La vanagloria y la curiosidad son los
dos flagelos de nuestra alma: esta nos lleva a meter la nariz en todo, y
aquella nos impide dejar nada sin resolver ni decidir.
Michel de
Montaigne
Nunca me identifiqué con quienes se limitaron a explotar un campo del
conocimiento. No ignoro que, trabajando así, con exclusivo ahínco, hicieron
aportes de gran importancia para la humanidad. Está claro que, si ansiamos
profundizar en un problema determinado, debemos dedicarle tiempo y, cuando
resulta muy complejo, esto podría demandar años, incluso décadas, hasta ver
cómo nuestro esfuerzo se corona con algún avance significativo. Sin embargo, me
inclino por personas que sienten una curiosidad plural. Habiendo tantos
aspectos de la realidad por conocer, concentrarnos en uno solo no parecería ser
lo mejor. No aludo a la posibilidad de sobresalir en todo; es evidente que, por
diferentes factores, solamente algunos alcanzarán un nivel extraordinario. Lo
que subrayo es el acierto de alentar esas inquietudes diversas, pues cualquiera
puede servir para descubrir vocaciones tan profundas cuanto desconocidas.
Uno de los bienes más preciados que tengo, mi
biblioteca, evidencia esa convicción. Hay volúmenes que se relacionan con
distintas áreas, aunque predominan las obras filosóficas, políticas, jurídicas,
históricas, así como también de carácter narrativo. Si hablamos del
pensamiento, mis libros reflejan la disconformidad con los catecismos
ideológicos. Pasa que, si bien amparo el liberalismo y la Ilustración, entre
otras causas, cuento con numerosos títulos que los critican. Me arriesgaría a señalar
que casi la mitad de mis títulos contienen reflexiones antitéticas, aun cuando
algunos invitan al tedio. En este sentido, nada más razonable que, al escribir,
dar clases o disertar en un acto cualquiera, mis ideas se refieran igualmente a
lo planteado por autores del bando contrario. No tengo ningún reparo, por
ejemplo, en confesar que, para Navidad, me regalé el voluminoso Capital e ideología, de Thomas Piketty.

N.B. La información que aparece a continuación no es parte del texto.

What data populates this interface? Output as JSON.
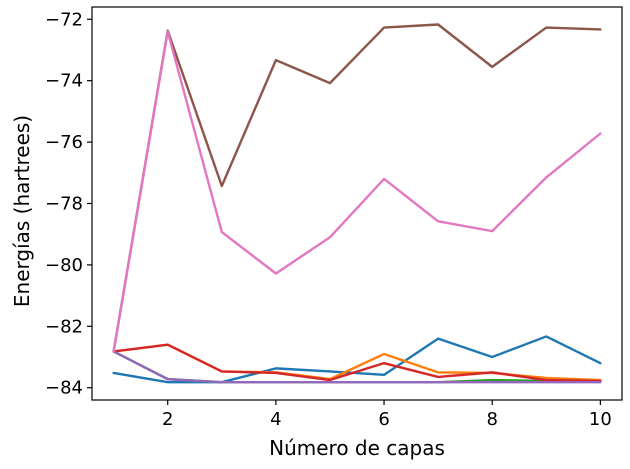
{
  "chart_data": {
    "type": "line",
    "title": "",
    "xlabel": "Número de capas",
    "ylabel": "Energías (hartrees)",
    "xlim": [
      0.6,
      10.4
    ],
    "ylim": [
      -84.4,
      -71.6
    ],
    "xticks": [
      2,
      4,
      6,
      8,
      10
    ],
    "yticks": [
      -84,
      -82,
      -80,
      -78,
      -76,
      -74,
      -72
    ],
    "grid": false,
    "x": [
      1,
      2,
      3,
      4,
      5,
      6,
      7,
      8,
      9,
      10
    ],
    "series": [
      {
        "color": "#1f77b4",
        "values": [
          -83.52,
          -83.82,
          -83.82,
          -83.37,
          -83.47,
          -83.58,
          -82.4,
          -83.0,
          -82.33,
          -83.2
        ]
      },
      {
        "color": "#ff7f0e",
        "values": [
          -82.82,
          -82.6,
          -83.47,
          -83.5,
          -83.72,
          -82.9,
          -83.5,
          -83.52,
          -83.68,
          -83.75
        ]
      },
      {
        "color": "#2ca02c",
        "values": [
          -82.82,
          -83.72,
          -83.82,
          -83.82,
          -83.82,
          -83.82,
          -83.82,
          -83.75,
          -83.78,
          -83.8
        ]
      },
      {
        "color": "#d62728",
        "values": [
          -82.82,
          -82.6,
          -83.47,
          -83.52,
          -83.75,
          -83.2,
          -83.65,
          -83.5,
          -83.75,
          -83.78
        ]
      },
      {
        "color": "#9467bd",
        "values": [
          -82.82,
          -83.72,
          -83.82,
          -83.82,
          -83.82,
          -83.82,
          -83.82,
          -83.82,
          -83.82,
          -83.82
        ]
      },
      {
        "color": "#8c564b",
        "values": [
          -82.82,
          -72.37,
          -77.43,
          -73.33,
          -74.08,
          -72.27,
          -72.17,
          -73.55,
          -72.27,
          -72.33
        ]
      },
      {
        "color": "#e377c2",
        "values": [
          -82.82,
          -72.4,
          -78.93,
          -80.28,
          -79.1,
          -77.2,
          -78.58,
          -78.9,
          -77.15,
          -75.72
        ]
      }
    ]
  }
}
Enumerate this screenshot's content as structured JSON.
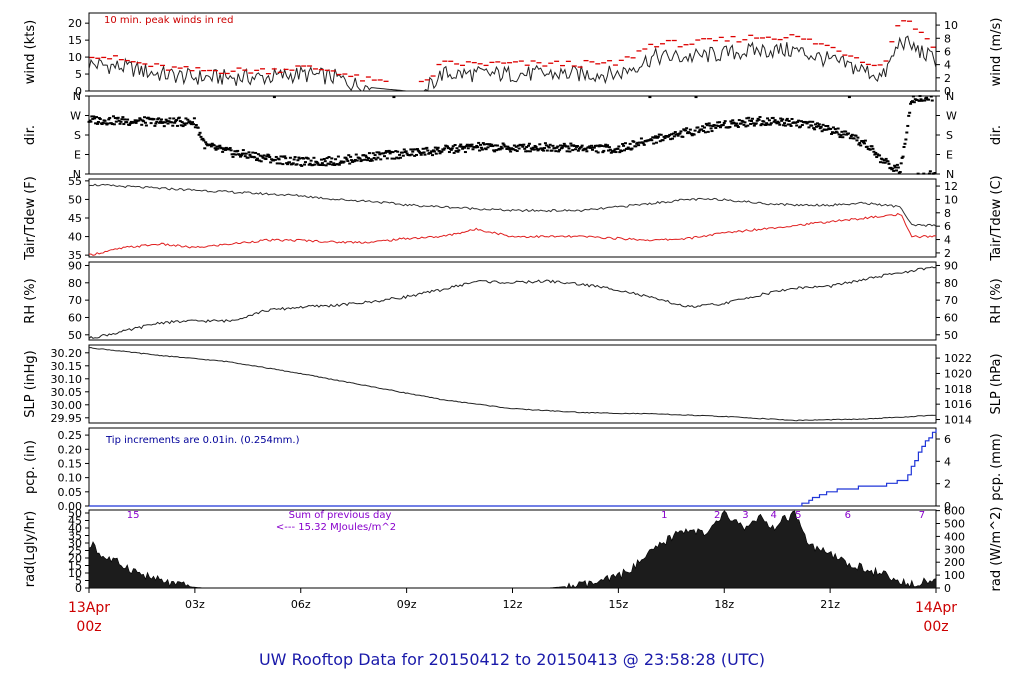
{
  "title": "UW Rooftop Data for 20150412  to  20150413 @ 23:58:28  (UTC)",
  "x_axis": {
    "hour_ticks": [
      "03z",
      "06z",
      "09z",
      "12z",
      "15z",
      "18z",
      "21z"
    ],
    "start_date": "13Apr",
    "start_time": "00z",
    "end_date": "14Apr",
    "end_time": "00z"
  },
  "colors": {
    "frame": "#000000",
    "temp": "#333333",
    "dewpoint": "#e02020",
    "peak": "#dd0000",
    "precip": "#1f35d8",
    "note_purple": "#8800cc",
    "title": "#1a1aaa"
  },
  "chart_data": [
    {
      "id": "wind",
      "type": "line",
      "ylabel": "wind (kts)",
      "ylabel_right": "wind (m/s)",
      "ylim": [
        0,
        23
      ],
      "yticks": [
        0,
        5,
        10,
        15,
        20
      ],
      "yticks_right": [
        "0",
        "2",
        "4",
        "6",
        "8",
        "10"
      ],
      "annotation": "10 min. peak winds in red",
      "x_hours": [
        0,
        1,
        2,
        3,
        4,
        5,
        6,
        7,
        7.5,
        8,
        9,
        9.5,
        10,
        11,
        12,
        13,
        14,
        15,
        16,
        17,
        18,
        19,
        20,
        21,
        22,
        22.5,
        23,
        23.5,
        24
      ],
      "series": [
        {
          "name": "wind",
          "values": [
            8,
            7,
            5,
            4,
            4,
            4,
            5,
            4,
            2,
            1,
            0,
            0,
            5,
            5,
            5,
            5,
            5,
            5,
            10,
            10,
            11,
            12,
            12,
            9,
            6,
            4,
            15,
            12,
            9
          ]
        },
        {
          "name": "peak",
          "values": [
            11,
            9,
            7,
            6,
            6,
            6,
            7,
            6,
            4,
            3,
            2,
            2,
            8,
            8,
            8,
            8,
            8,
            8,
            14,
            14,
            15,
            16,
            16,
            13,
            9,
            7,
            22,
            18,
            13
          ]
        }
      ]
    },
    {
      "id": "direction",
      "type": "scatter",
      "ylabel": "dir.",
      "ylabel_right": "dir.",
      "ytick_labels": [
        "N",
        "E",
        "S",
        "W",
        "N"
      ],
      "ylim": [
        0,
        360
      ],
      "x_hours": [
        0,
        1,
        2,
        3,
        3.3,
        4,
        5,
        6,
        7,
        8,
        9,
        10,
        11,
        12,
        13,
        14,
        15,
        16,
        17,
        18,
        19,
        20,
        21,
        22,
        22.5,
        23,
        23.3,
        24
      ],
      "series": [
        {
          "name": "direction",
          "values": [
            250,
            245,
            240,
            240,
            130,
            100,
            75,
            55,
            60,
            80,
            95,
            110,
            125,
            120,
            125,
            120,
            115,
            160,
            195,
            230,
            245,
            240,
            205,
            140,
            60,
            15,
            350,
            355
          ]
        }
      ]
    },
    {
      "id": "temperature",
      "type": "line",
      "ylabel": "Tair/Tdew (F)",
      "ylabel_right": "Tair/Tdew (C)",
      "ylim": [
        34.5,
        55.5
      ],
      "yticks": [
        35,
        40,
        45,
        50,
        55
      ],
      "yticks_right": [
        "2",
        "4",
        "6",
        "8",
        "10",
        "12"
      ],
      "x_hours": [
        0,
        1,
        2,
        3,
        4,
        5,
        6,
        7,
        8,
        9,
        10,
        11,
        12,
        13,
        14,
        15,
        16,
        17,
        18,
        19,
        20,
        21,
        22,
        23,
        23.3,
        24
      ],
      "series": [
        {
          "name": "Tair",
          "values": [
            54,
            53.5,
            53,
            52.5,
            52,
            51.5,
            51,
            50,
            49.5,
            48.5,
            48,
            47.5,
            47,
            47,
            47,
            48,
            49,
            50,
            50,
            49,
            48.5,
            48.5,
            49,
            48,
            43,
            43
          ]
        },
        {
          "name": "Tdew",
          "values": [
            35,
            37,
            38,
            37,
            38,
            39,
            39,
            38.5,
            38.5,
            39.5,
            40,
            42,
            40,
            40,
            40,
            39.5,
            39,
            39.5,
            41,
            42,
            43,
            44,
            45,
            46,
            40,
            40
          ]
        }
      ]
    },
    {
      "id": "rh",
      "type": "line",
      "ylabel": "RH (%)",
      "ylabel_right": "RH (%)",
      "ylim": [
        47,
        92
      ],
      "yticks": [
        50,
        60,
        70,
        80,
        90
      ],
      "yticks_right": [
        "50",
        "60",
        "70",
        "80",
        "90"
      ],
      "x_hours": [
        0,
        1,
        2,
        3,
        4,
        5,
        6,
        7,
        8,
        9,
        10,
        11,
        12,
        13,
        14,
        15,
        16,
        17,
        18,
        19,
        20,
        21,
        22,
        23,
        24
      ],
      "series": [
        {
          "name": "RH",
          "values": [
            48,
            52,
            57,
            58,
            58,
            64,
            66,
            67,
            69,
            72,
            76,
            81,
            80,
            81,
            79,
            76,
            71,
            66,
            68,
            73,
            77,
            78,
            82,
            86,
            89
          ]
        }
      ]
    },
    {
      "id": "slp",
      "type": "line",
      "ylabel": "SLP (inHg)",
      "ylabel_right": "SLP (hPa)",
      "ylim": [
        29.93,
        30.23
      ],
      "yticks": [
        29.95,
        30.0,
        30.05,
        30.1,
        30.15,
        30.2
      ],
      "yticks_right": [
        "1014",
        "1016",
        "1018",
        "1020",
        "1022"
      ],
      "x_hours": [
        0,
        2,
        4,
        6,
        8,
        10,
        12,
        14,
        16,
        18,
        20,
        22,
        24
      ],
      "series": [
        {
          "name": "SLP",
          "values": [
            30.22,
            30.19,
            30.165,
            30.12,
            30.07,
            30.02,
            29.985,
            29.97,
            29.965,
            29.955,
            29.94,
            29.945,
            29.96
          ]
        }
      ]
    },
    {
      "id": "precip",
      "type": "line",
      "ylabel": "pcp. (in)",
      "ylabel_right": "pcp. (mm)",
      "ylim": [
        0,
        0.275
      ],
      "yticks": [
        0,
        0.05,
        0.1,
        0.15,
        0.2,
        0.25
      ],
      "yticks_right": [
        "0",
        "2",
        "4",
        "6"
      ],
      "annotation": "Tip increments are 0.01in. (0.254mm.)",
      "x_hours": [
        0,
        20.1,
        20.7,
        21.3,
        22.3,
        23.1,
        23.6,
        23.9,
        24
      ],
      "series": [
        {
          "name": "precip",
          "values": [
            0,
            0,
            0.04,
            0.06,
            0.07,
            0.09,
            0.21,
            0.26,
            0.27
          ]
        }
      ]
    },
    {
      "id": "radiation",
      "type": "area",
      "ylabel": "rad(Lgly/hr)",
      "ylabel_right": "rad (W/m^2)",
      "ylim": [
        0,
        52
      ],
      "yticks": [
        0,
        5,
        10,
        15,
        20,
        25,
        30,
        35,
        40,
        45,
        50
      ],
      "yticks_right": [
        "0",
        "100",
        "200",
        "300",
        "400",
        "500",
        "600"
      ],
      "annotation_line1": "Sum of previous day",
      "annotation_line2": "<--- 15.32 MJoules/m^2",
      "hour_labels": [
        "15",
        "1",
        "2",
        "3",
        "4",
        "5",
        "6",
        "7"
      ],
      "hour_label_positions": [
        1.25,
        16.3,
        17.8,
        18.6,
        19.4,
        20.1,
        21.5,
        23.6
      ],
      "x_hours": [
        0,
        0.1,
        0.3,
        0.5,
        1,
        1.5,
        2,
        2.5,
        3,
        3.3,
        13,
        14,
        14.5,
        15,
        15.5,
        16,
        16.5,
        17,
        17.5,
        18,
        18.3,
        18.6,
        19,
        19.3,
        19.6,
        20,
        20.3,
        20.6,
        21,
        21.5,
        22,
        22.5,
        23,
        23.5,
        24
      ],
      "series": [
        {
          "name": "radiation",
          "values": [
            24,
            32,
            22,
            20,
            15,
            9,
            5,
            2,
            0.5,
            0,
            0,
            2,
            4,
            8,
            15,
            25,
            34,
            40,
            35,
            50,
            44,
            40,
            48,
            38,
            44,
            50,
            32,
            26,
            22,
            16,
            13,
            9,
            3,
            4,
            6
          ]
        }
      ]
    }
  ]
}
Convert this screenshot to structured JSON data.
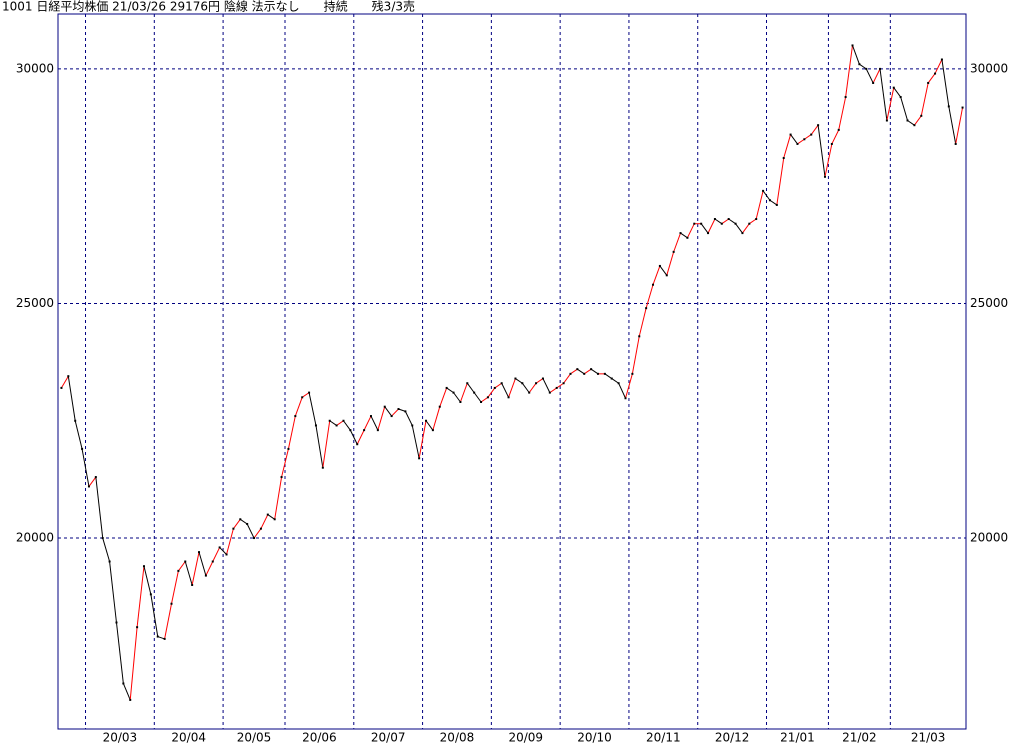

Es probable que, cuando termine de leer sus 1.247 páginas, no me convenza; con
todo, su lectura me habrá enriquecido, quizá renovando las razones de mi
postura.
Lo que sucede con este tipo de bibliotecas, sin
duda, podría ocurrir cuando pensamos en la representación ciudadana. A mí no me
complace, desde ninguna perspectiva, que diputados y senadores tengan las
mismas opiniones. Si su función es parlamentar, vale decir, hablar con alguna
finalidad seria, procurando resolver nuestros problemas del mejor modo posible,
nada más óptimo que contar con diversos enfoques al respecto. Podemos estar
seguros de haber hallado la respuesta definitiva, el camino gracias al cual las
dificultades serían liquidadas; empero, una mirada crítica podría sernos útil
para perfeccionar lo creído hasta entonces. Esto no significa que toda tontería
de quienes conforman un partido opositor u oficialista deba ser reivindicada
como una genialidad. La diversidad de opiniones merece nuestra defensa, mas no
todas tienen el mismo valor.
No se descubre nada nuevo al sostener que un pluralismo
de esta índole puede resultar molesto. Lo grato es reunirse con individuos que
tienen idénticas o similares creencias. La felicidad, si cabe, llegaría sin contratiempos
cuando nos topamos con gente que se siente a gusto al contemplar el mismo
color. Para muchos sujetos, el mayor debate tiene que ver con la tonalidad, los
matices, las variaciones un poco difíciles de percibir. Pese a estas bondades,
vale la pena insistir en que, desde libros hasta parlamentarios, nuestra
realidad esté marcada por su cualidad plural. Lo fundamental es que dejemos
abierta la posibilidad del tono disidente.